Robert Johansson, Patrick Hammer, Tony Lofthouse

This study explores the concept of functional equivalence within the framework of the Non-Axiomatic Reasoning System (NARS), specifically through OpenNARS for Applications (ONA). Functional equivalence allows organisms to categorize and respond to varied stimuli based on their utility rather than perceptual similarity, thus enhancing cognitive efficiency and adaptability. In this study, ONA was modified to allow the derivation of functional equivalence. This paper provides practical examples of the capability of ONA to apply learned knowledge across different functional situations, demonstrating its utility in complex problem-solving and decision-making. An extended example is included, where training of ONA aimed to learn basic human-like language abilities, using a systematic procedure in relating spoken words, objects and written words. The research carried out as part of this study extends the understanding of functional equivalence in AGI systems, and argues for its necessity for level of flexibility in learning and adapting necessary for human-level AGI.

Hugo Latapie, Ozkan Kilic, Kristinn R. Thorisson et al.

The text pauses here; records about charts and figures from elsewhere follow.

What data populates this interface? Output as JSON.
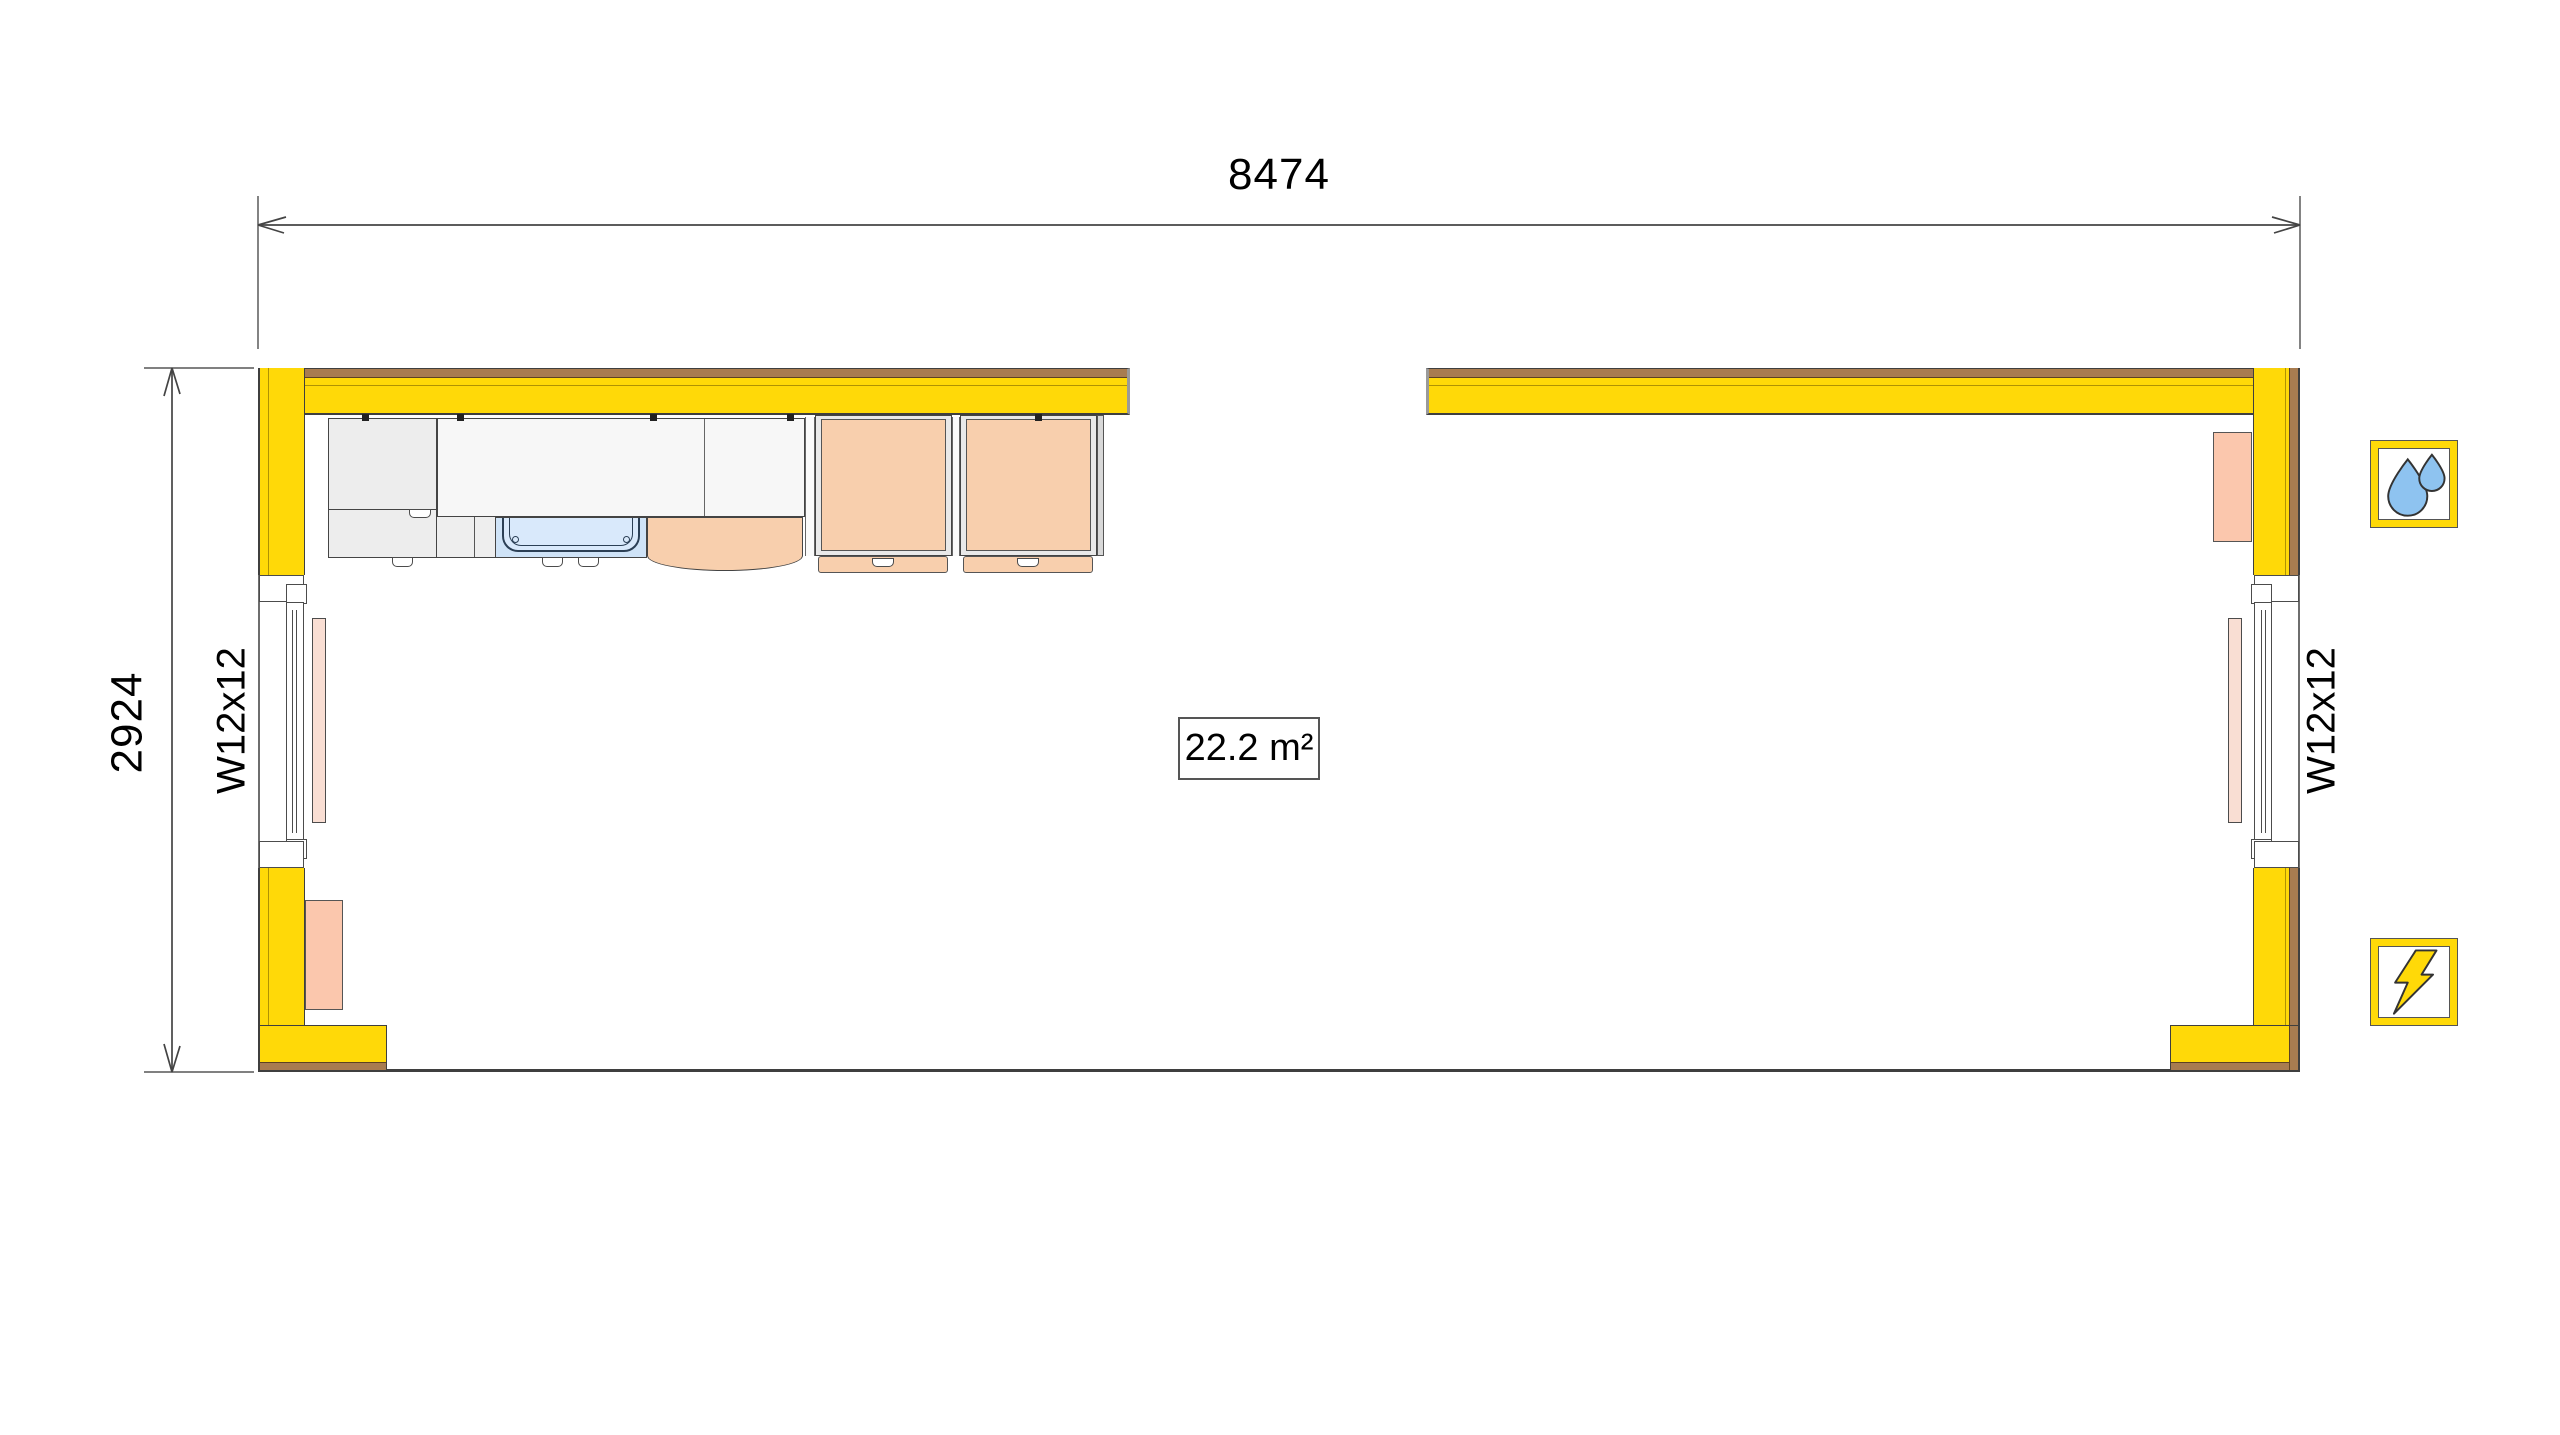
{
  "dimensions": {
    "width": "8474",
    "height": "2924"
  },
  "windows": {
    "left_label": "W12x12",
    "right_label": "W12x12"
  },
  "room": {
    "area": "22.2 m²"
  },
  "icons": {
    "plumbing": "water-drops",
    "electrical": "lightning-bolt"
  },
  "colors": {
    "wall_yellow": "#FFD908",
    "trim_brown": "#A87C50",
    "cabinet_peach": "#F8CFAD",
    "radiator_salmon": "#FBC7AD",
    "sill_pink": "#F9DED3",
    "sink_blue": "#CFE3F7",
    "water_drop_blue": "#8EC3F0",
    "outline": "#3F3F3F"
  }
}
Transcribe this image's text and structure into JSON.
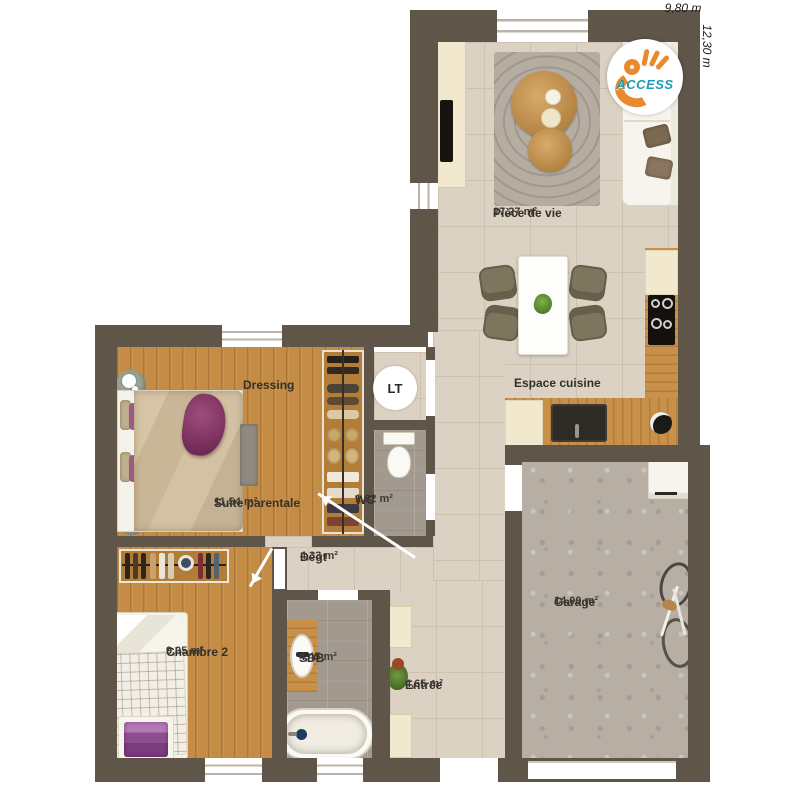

A cognitive architecture aimed at cumulative learning must provide the necessary information and control structures to allow agents to learn incrementally and autonomously from their experience. This involves managing an agent's goals as well as continuously relating sensory information to these in its perception-cognition information stack. The more varied the environment of a learning agent is, the more general and flexible must be these mechanisms to handle a wider variety of relevant patterns, tasks, and goal structures. While many researchers agree that information at different levels of abstraction likely differs in its makeup and structure and processing mechanisms, agreement on the particulars of such differences is not generally shared in the research community. A binary processing architecture (often referred to as System-1 and System-2) has been proposed as a model of cognitive processing for low- and high-level information, respectively. We posit that cognition is not binary in this way and that knowledge at any level of abstraction involves what we refer to as neurosymbolic information, meaning that data at both high and low levels must contain both symbolic and subsymbolic information. Further, we argue that the main differentiating factor between the processing of high and low levels of data abstraction can be largely attributed to the nature of the involved attention mechanisms. We describe the key arguments behind this view and review relevant evidence from the literature.